T.S. Eliot (1888–1965). The Sacred Wood. 1921.

Tradition and the Individual Talent

“One of the facts that might come to light in this process is our tendency to insist, when we praise an artist, upon those aspects of their work in which they least resemble anyone else. In these aspects or parts of their work we pretend to find what is individual, what is the peculiar essence of the person. We dwell with satisfaction upon the artist’s difference from their predecessors, especially their immediate predecessors; we endeavour to find something that can be isolated in order to be enjoyed. Whereas if we approach an artist without this prejudice we shall often find that not only the best, but the most individual parts of their work may be those in which the dead artists, their ancestors, assert their immortality most vigorously."

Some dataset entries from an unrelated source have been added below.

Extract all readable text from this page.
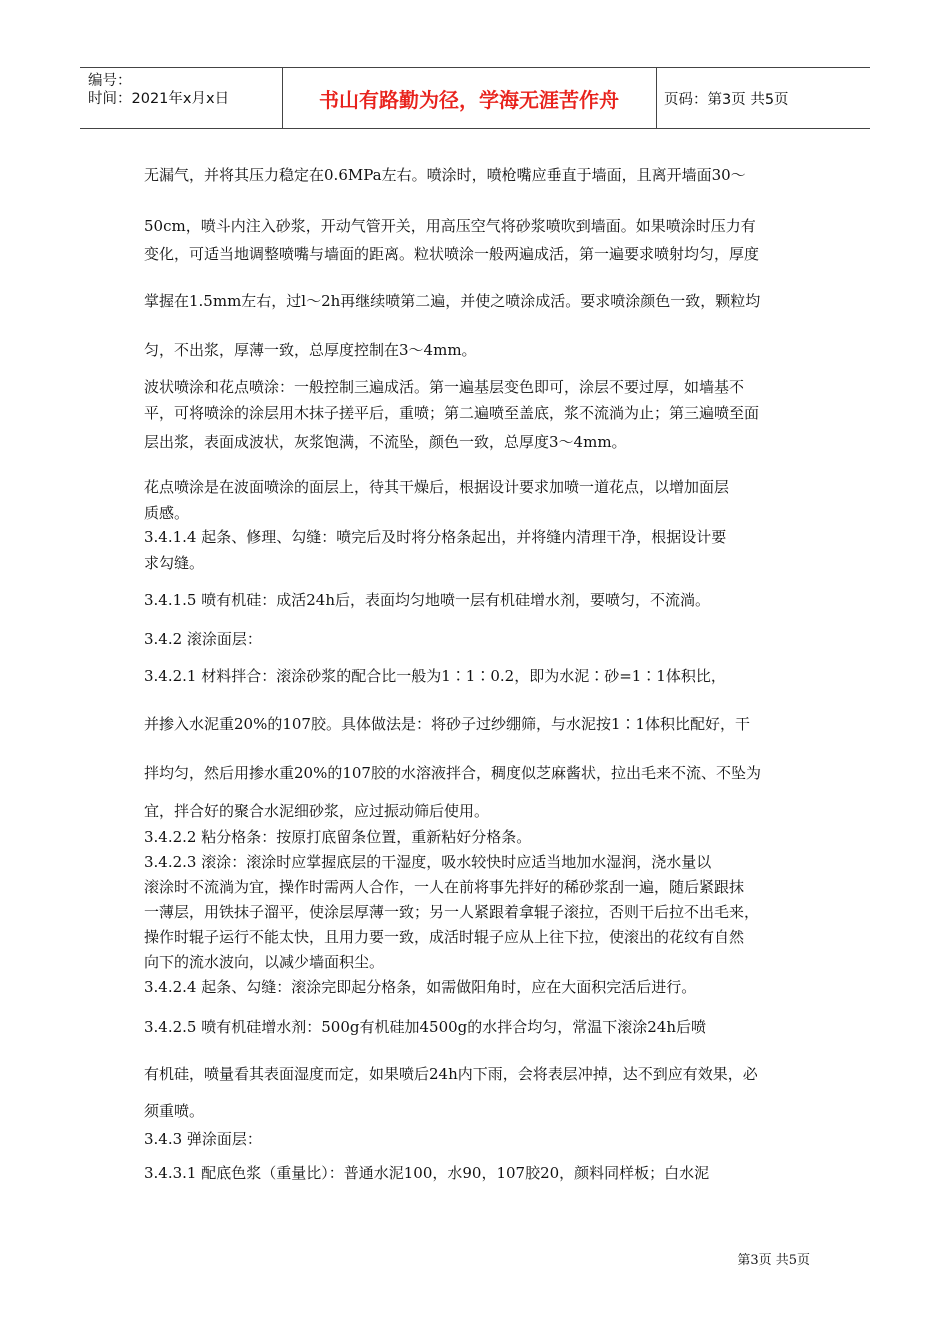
编号：
时间：2021年x月x日	书山有路勤为径，学海无涯苦作舟	页码：第3页 共5页
无漏气，并将其压力稳定在0.6MPa左右。喷涂时，喷枪嘴应垂直于墙面，且离开墙面30～
50cm，喷斗内注入砂浆，开动气管开关，用高压空气将砂浆喷吹到墙面。如果喷涂时压力有
变化，可适当地调整喷嘴与墙面的距离。粒状喷涂一般两遍成活，第一遍要求喷射均匀，厚度
掌握在1.5mm左右，过l～2h再继续喷第二遍，并使之喷涂成活。要求喷涂颜色一致，颗粒均
匀，不出浆，厚薄一致，总厚度控制在3～4mm。
波状喷涂和花点喷涂：一般控制三遍成活。第一遍基层变色即可，涂层不要过厚，如墙基不
平，可将喷涂的涂层用木抹子搓平后，重喷；第二遍喷至盖底，浆不流淌为止；第三遍喷至面
层出浆，表面成波状，灰浆饱满，不流坠，颜色一致，总厚度3～4mm。
花点喷涂是在波面喷涂的面层上，待其干燥后，根据设计要求加喷一道花点，以增加面层
质感。
3.4.1.4 起条、修理、勾缝：喷完后及时将分格条起出，并将缝内清理干净，根据设计要
求勾缝。
3.4.1.5 喷有机硅：成活24h后，表面均匀地喷一层有机硅增水剂，要喷匀，不流淌。
3.4.2 滚涂面层：
3.4.2.1 材料拌合：滚涂砂浆的配合比一般为1∶1∶0.2，即为水泥∶砂=1∶1体积比，
并掺入水泥重20%的107胶。具体做法是：将砂子过纱绷筛，与水泥按1∶1体积比配好，干
拌均匀，然后用掺水重20%的107胶的水溶液拌合，稠度似芝麻酱状，拉出毛来不流、不坠为
宜，拌合好的聚合水泥细砂浆，应过振动筛后使用。
3.4.2.2 粘分格条：按原打底留条位置，重新粘好分格条。
3.4.2.3 滚涂：滚涂时应掌握底层的干湿度，吸水较快时应适当地加水湿润，浇水量以
滚涂时不流淌为宜，操作时需两人合作，一人在前将事先拌好的稀砂浆刮一遍，随后紧跟抹
一薄层，用铁抹子溜平，使涂层厚薄一致；另一人紧跟着拿辊子滚拉，否则干后拉不出毛来，
操作时辊子运行不能太快，且用力要一致，成活时辊子应从上往下拉，使滚出的花纹有自然
向下的流水波向，以减少墙面积尘。
3.4.2.4 起条、勾缝：滚涂完即起分格条，如需做阳角时，应在大面积完活后进行。
3.4.2.5 喷有机硅增水剂：500g有机硅加4500g的水拌合均匀，常温下滚涂24h后喷
有机硅，喷量看其表面湿度而定，如果喷后24h内下雨，会将表层冲掉，达不到应有效果，必
须重喷。
3.4.3 弹涂面层：
3.4.3.1 配底色浆（重量比）：普通水泥100，水90，107胶20，颜料同样板；白水泥
第3页 共5页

“The historical sense involves a perception, not only of the pastness of the past, but of its presence; the historical sense compels a person to write not merely with their own generation in their bones, but with a feeling that the whole of the literature of Europe from Homer and within it the whole of the literature of their own country has a simultaneous existence and composes a simultaneous order. This historical sense, which is a sense of the timeless as well as of the temporal and of the timeless and of the temporal together, is what makes a writer traditional. And it is at the same time what makes a writer most acutely conscious of their place in time, of their contemporaneity."
“Their significance, their appreciation is the appreciation of their relation to the dead poets and artists. what happens when a new work of art is created is something that happens simultaneously to all the works of art which preceded it."
“But the difference between the present and the past is that the conscious present is an awareness of the past in a way and to an extent which the past’s awareness of itself cannot show."
“The progress of an artist is a continual self-sacrifice, a continual extinction of personality."
“By an analogy, that the mind of the mature artist differs from that of the immature one not precisely in any valuation of “personality,” not being necessarily more interesting, or having “more to say,” but rather by being a more finely perfected medium in which special, or very varied, feelings are at liberty to enter into new combinations."
“The mind of the artist is the shred of platinum. It may partly or exclusively operate upon the experience of the person themself; but, the more perfect the artist, the more completely separate in them will be the person who suffers and the mind which creates; the more perfectly will the mind digest and transmute the passions which are its material."
"The experience, you will notice, the elements which enter the presence of the transforming catalyst, are of two kinds: emotions and feelings."
"The artist’s mind is in fact a receptacle for seizing and storing up numberless feelings, phrases, images, which remain there until all the particles which can unite to form a new compound are present together."
"The business of the artist is not to find new emotions, but to use the ordinary ones and, in working them up into art, to express feelings which are not in actual emotions at all."
"Consequently, we must believe that “emotion recollected in tranquillity” is an inexact formula. For it is neither emotion, nor recollection, nor, without distortion of meaning, tranquillity. It is a concentration, and a new thing resulting from the concentration, of a very great number of experiences which to the practical and active person would not seem to be experiencing at all; it is a concentration which does not happen consciously or of deliberation."
"Art is not a turning loose of emotion, but an escape from emotion; it is not the expression of personality, but an escape from personality. But, of course, only those who have personality and emotions know what it means to want to escape from these things."
"The emotion of art is impersonal. And the artists cannot reach this impersonality without surrendering themselves wholly to the work to be done. And they are not likely to know what is to be done unless they live in what is not merely the present, but the present moment of the past, unless they are conscious, not of what is dead, but of what is already living."